ゾンビの転校生って需要ありますか?
な”蛾メ
第1話
「ふぅ。」
私は、その扉の前で、一呼吸ついていた。動いていない心臓の代わりに、若干荒い呼吸が、その様を物語っている。
転校初日、この特別な日に緊張するというのは、何も人間様の特権という訳ではないのだ。

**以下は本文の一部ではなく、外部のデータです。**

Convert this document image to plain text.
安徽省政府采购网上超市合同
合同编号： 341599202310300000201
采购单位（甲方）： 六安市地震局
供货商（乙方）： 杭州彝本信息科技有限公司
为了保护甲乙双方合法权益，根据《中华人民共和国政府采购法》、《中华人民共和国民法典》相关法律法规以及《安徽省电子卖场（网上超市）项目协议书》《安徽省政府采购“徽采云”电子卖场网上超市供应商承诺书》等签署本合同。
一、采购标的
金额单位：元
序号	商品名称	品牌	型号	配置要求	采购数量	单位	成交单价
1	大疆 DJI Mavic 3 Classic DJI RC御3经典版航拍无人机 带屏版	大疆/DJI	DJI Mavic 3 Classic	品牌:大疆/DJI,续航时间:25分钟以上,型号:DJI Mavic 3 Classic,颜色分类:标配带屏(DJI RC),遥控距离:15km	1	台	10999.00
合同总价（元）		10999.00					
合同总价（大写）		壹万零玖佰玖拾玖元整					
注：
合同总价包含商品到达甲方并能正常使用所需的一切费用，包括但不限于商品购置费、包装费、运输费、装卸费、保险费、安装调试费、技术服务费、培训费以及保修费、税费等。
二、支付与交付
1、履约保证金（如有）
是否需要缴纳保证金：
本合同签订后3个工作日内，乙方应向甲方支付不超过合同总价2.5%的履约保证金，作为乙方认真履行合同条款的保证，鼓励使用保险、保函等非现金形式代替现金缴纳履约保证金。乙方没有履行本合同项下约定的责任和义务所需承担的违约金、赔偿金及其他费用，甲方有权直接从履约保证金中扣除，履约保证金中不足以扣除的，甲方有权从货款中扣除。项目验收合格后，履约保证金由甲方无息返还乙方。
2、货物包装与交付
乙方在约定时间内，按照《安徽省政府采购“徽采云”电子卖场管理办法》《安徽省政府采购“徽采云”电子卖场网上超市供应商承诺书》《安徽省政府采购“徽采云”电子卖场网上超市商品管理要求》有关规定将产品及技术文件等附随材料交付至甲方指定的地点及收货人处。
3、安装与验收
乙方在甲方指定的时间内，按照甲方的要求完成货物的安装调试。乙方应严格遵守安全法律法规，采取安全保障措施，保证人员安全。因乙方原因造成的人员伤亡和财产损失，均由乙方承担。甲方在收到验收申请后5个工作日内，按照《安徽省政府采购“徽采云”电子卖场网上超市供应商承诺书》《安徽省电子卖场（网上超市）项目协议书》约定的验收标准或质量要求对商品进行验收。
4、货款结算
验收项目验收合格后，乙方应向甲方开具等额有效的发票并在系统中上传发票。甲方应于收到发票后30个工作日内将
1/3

そう、呼吸が荒くなっているのは、この扉の向こう側に、生きのいい獲物がたくさんいる・・・という理由ではない。
単純に緊張している。
私の知らない世界。
私の知らないクリーチャーたち(博士のことを、私は人間とはカウントしていない)。
もし心臓が動いていたら、きっと嬉しさと緊張で、張り裂けんばかりに脈打っていたことであろう。
笑顔を無理やり作ろうと、手を添えて、ほうれい線を伸ばすかのように引っ張る。若干顔の造形が崩れたのでやめた。
―よしっ!―
気合も十分。
一枚の扉を隔てた向こう側で、担任の先生が「今日は新しい仲間を紹介するけぇ。」としゃべっているのが聞こえる。
―博士、私きっと、あなたの望みを叶えて見せます!―
「入ってきなさい。」
私の手が、そのドアに触れて、力をこめる。